A couple of amendments to clause 10 that were not selected for debate, one of which was mine, would have drawn Ministers’ attention to those young people who have come to the end of their time in care because they are no longer children. Under the Children (Leaving Care) Act 2000, the local authority will still have some obligation to have regard to their well-being afterwards. I hope the Minister says that local authorities will still be obliged to ensure that looked-after children who have left care are in suitable accommodation.
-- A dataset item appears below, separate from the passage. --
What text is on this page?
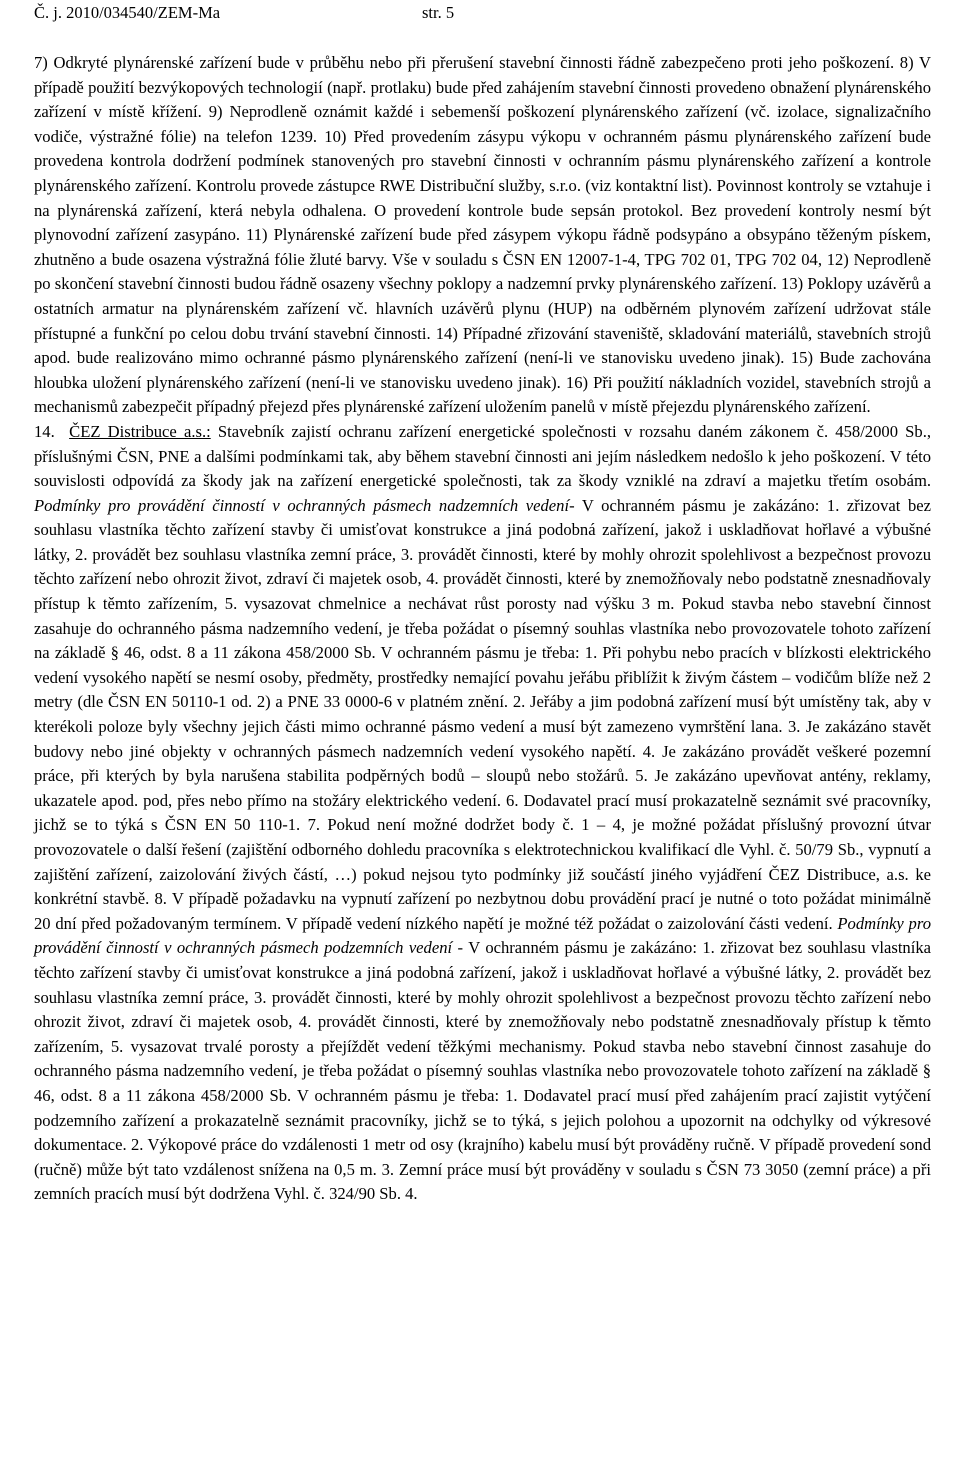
Č. j. 2010/034540/ZEM-Ma	str. 5

7) Odkryté plynárenské zařízení bude v průběhu nebo při přerušení stavební činnosti řádně zabezpečeno proti jeho poškození. 8) V případě použití bezvýkopových technologií (např. protlaku) bude před zahájením stavební činnosti provedeno obnažení plynárenského zařízení v místě křížení. 9) Neprodleně oznámit každé i sebemenší poškození plynárenského zařízení (vč. izolace, signalizačního vodiče, výstražné fólie) na telefon 1239. 10) Před provedením zásypu výkopu v ochranném pásmu plynárenského zařízení bude provedena kontrola dodržení podmínek stanovených pro stavební činnosti v ochranním pásmu plynárenského zařízení a kontrole plynárenského zařízení. Kontrolu provede zástupce RWE Distribuční služby, s.r.o. (viz kontaktní list). Povinnost kontroly se vztahuje i na plynárenská zařízení, která nebyla odhalena. O provedení kontrole bude sepsán protokol. Bez provedení kontroly nesmí být plynovodní zařízení zasypáno. 11) Plynárenské zařízení bude před zásypem výkopu řádně podsypáno a obsypáno těženým pískem, zhutněno a bude osazena výstražná fólie žluté barvy. Vše v souladu s ČSN EN 12007-1-4, TPG 702 01, TPG 702 04, 12) Neprodleně po skončení stavební činnosti budou řádně osazeny všechny poklopy a nadzemní prvky plynárenského zařízení. 13) Poklopy uzávěrů a ostatních armatur na plynárenském zařízení vč. hlavních uzávěrů plynu (HUP) na odběrném plynovém zařízení udržovat stále přístupné a funkční po celou dobu trvání stavební činnosti. 14) Případné zřizování staveniště, skladování materiálů, stavebních strojů apod. bude realizováno mimo ochranné pásmo plynárenského zařízení (není-li ve stanovisku uvedeno jinak). 15) Bude zachována hloubka uložení plynárenského zařízení (není-li ve stanovisku uvedeno jinak). 16) Při použití nákladních vozidel, stavebních strojů a mechanismů zabezpečit případný přejezd přes plynárenské zařízení uložením panelů v místě přejezdu plynárenského zařízení.

14. ČEZ Distribuce a.s.: Stavebník zajistí ochranu zařízení energetické společnosti v rozsahu daném zákonem č. 458/2000 Sb., příslušnými ČSN, PNE a dalšími podmínkami tak, aby během stavební činnosti ani jejím následkem nedošlo k jeho poškození. V této souvislosti odpovídá za škody jak na zařízení energetické společnosti, tak za škody vzniklé na zdraví a majetku třetím osobám. Podmínky pro provádění činností v ochranných pásmech nadzemních vedení- V ochranném pásmu je zakázáno: 1. zřizovat bez souhlasu vlastníka těchto zařízení stavby či umisťovat konstrukce a jiná podobná zařízení, jakož i uskladňovat hořlavé a výbušné látky, 2. provádět bez souhlasu vlastníka zemní práce, 3. provádět činnosti, které by mohly ohrozit spolehlivost a bezpečnost provozu těchto zařízení nebo ohrozit život, zdraví či majetek osob, 4. provádět činnosti, které by znemožňovaly nebo podstatně znesnadňovaly přístup k těmto zařízením, 5. vysazovat chmelnice a nechávat růst porosty nad výšku 3 m. Pokud stavba nebo stavební činnost zasahuje do ochranného pásma nadzemního vedení, je třeba požádat o písemný souhlas vlastníka nebo provozovatele tohoto zařízení na základě § 46, odst. 8 a 11 zákona 458/2000 Sb. V ochranném pásmu je třeba: 1. Při pohybu nebo pracích v blízkosti elektrického vedení vysokého napětí se nesmí osoby, předměty, prostředky nemající povahu jeřábu přiblížit k živým částem – vodičům blíže než 2 metry (dle ČSN EN 50110-1 od. 2) a PNE 33 0000-6 v platném znění. 2. Jeřáby a jim podobná zařízení musí být umístěny tak, aby v kterékoli poloze byly všechny jejich části mimo ochranné pásmo vedení a musí být zamezeno vymrštění lana. 3. Je zakázáno stavět budovy nebo jiné objekty v ochranných pásmech nadzemních vedení vysokého napětí. 4. Je zakázáno provádět veškeré pozemní práce, při kterých by byla narušena stabilita podpěrných bodů – sloupů nebo stožárů. 5. Je zakázáno upevňovat antény, reklamy, ukazatele apod. pod, přes nebo přímo na stožáry elektrického vedení. 6. Dodavatel prací musí prokazatelně seznámit své pracovníky, jichž se to týká s ČSN EN 50 110-1. 7. Pokud není možné dodržet body č. 1 – 4, je možné požádat příslušný provozní útvar provozovatele o další řešení (zajištění odborného dohledu pracovníka s elektrotechnickou kvalifikací dle Vyhl. č. 50/79 Sb., vypnutí a zajištění zařízení, zaizolování živých částí, …) pokud nejsou tyto podmínky již součástí jiného vyjádření ČEZ Distribuce, a.s. ke konkrétní stavbě. 8. V případě požadavku na vypnutí zařízení po nezbytnou dobu provádění prací je nutné o toto požádat minimálně 20 dní před požadovaným termínem. V případě vedení nízkého napětí je možné též požádat o zaizolování části vedení. Podmínky pro provádění činností v ochranných pásmech podzemních vedení - V ochranném pásmu je zakázáno: 1. zřizovat bez souhlasu vlastníka těchto zařízení stavby či umisťovat konstrukce a jiná podobná zařízení, jakož i uskladňovat hořlavé a výbušné látky, 2. provádět bez souhlasu vlastníka zemní práce, 3. provádět činnosti, které by mohly ohrozit spolehlivost a bezpečnost provozu těchto zařízení nebo ohrozit život, zdraví či majetek osob, 4. provádět činnosti, které by znemožňovaly nebo podstatně znesnadňovaly přístup k těmto zařízením, 5. vysazovat trvalé porosty a přejíždět vedení těžkými mechanismy. Pokud stavba nebo stavební činnost zasahuje do ochranného pásma nadzemního vedení, je třeba požádat o písemný souhlas vlastníka nebo provozovatele tohoto zařízení na základě § 46, odst. 8 a 11 zákona 458/2000 Sb. V ochranném pásmu je třeba: 1. Dodavatel prací musí před zahájením prací zajistit vytýčení podzemního zařízení a prokazatelně seznámit pracovníky, jichž se to týká, s jejich polohou a upozornit na odchylky od výkresové dokumentace. 2. Výkopové práce do vzdálenosti 1 metr od osy (krajního) kabelu musí být prováděny ručně. V případě provedení sond (ručně) může být tato vzdálenost snížena na 0,5 m. 3. Zemní práce musí být prováděny v souladu s ČSN 73 3050 (zemní práce) a při zemních pracích musí být dodržena Vyhl. č. 324/90 Sb. 4.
I shall tell of a recent conversation showing how important proper accommodation can be. Many Members who spoke on Second Reading mentioned the lobbying that day by the Fostering Network, and many foster carers were in Westminster. I spoke to a woman who had brought up a girl as a foster child for many years and who came to love her as a daughter. Despite all the obstacles that the care system put in her way, the girl flew through her GCSEs and A-levels, and finally got to university.
The foster mother was proud of all that the two of them had been through together, so many obstacles having been overcome to get to that position. She then learned that although the girl had accommodation on campus during term times, when she was not at university she was on her own—without accommodation and with no help. The foster mother was so outraged that she gave up being a foster carer and the income that it brought in, converted the girl’s flat into lodgings and rented it to her at whatever state benefit she was able to get to help to pay for it, so that the girl could use it during the breaks.
That went well beyond the call of duty on the woman’s part, and it was done because of the bond of love that had grown between the two of them. However, such events should not be happenstance. We know how few looked-after children get to university; it should not be down to one individual’s bravery and kindness for that child to continue there. That is a good example of accommodation going wrong for youngsters.
Because of my post as chairman of the all-party group, I hold myself out as willing to visit local authority services and meet users. I went to north Staffordshire—the county that I am from—to meet some recent care leavers. True enough, they were all still in touch with the leaving care team, and so were getting contacts, advice and so on. However, several of them told me that they were in a flat, getting housing benefit to pay the rent and did not have a job.
When three of those people had told me the same story about not having a job, I said, “Don’t you think that in this day and age you are in a bit of a dead-end position? You are in a flat, your rent is paid for you, but you have no job and you are not getting any skills. Wouldn’t you rather get skills at a further education college, get a job and make your own way in the world?” Each of them said, “My adviser advised me that the safest thing for me was to stay unemployed and have my rent paid.” That is the local authority that is looking after them advising them to do the opposite to what any of us would want for our children—certainly what I would want for my children—and what the Government want for our country.
There are poor services for people aged over 18 for whom we still have a responsibility. The clause deals with massive improvements in the situation of looked-after children in respect of accommodation. Will it apply to children who have left care but for whom we still have a responsibility, albeit perhaps not the full legal responsibility of looking after children? Nevertheless, that responsibility continues from their time in care.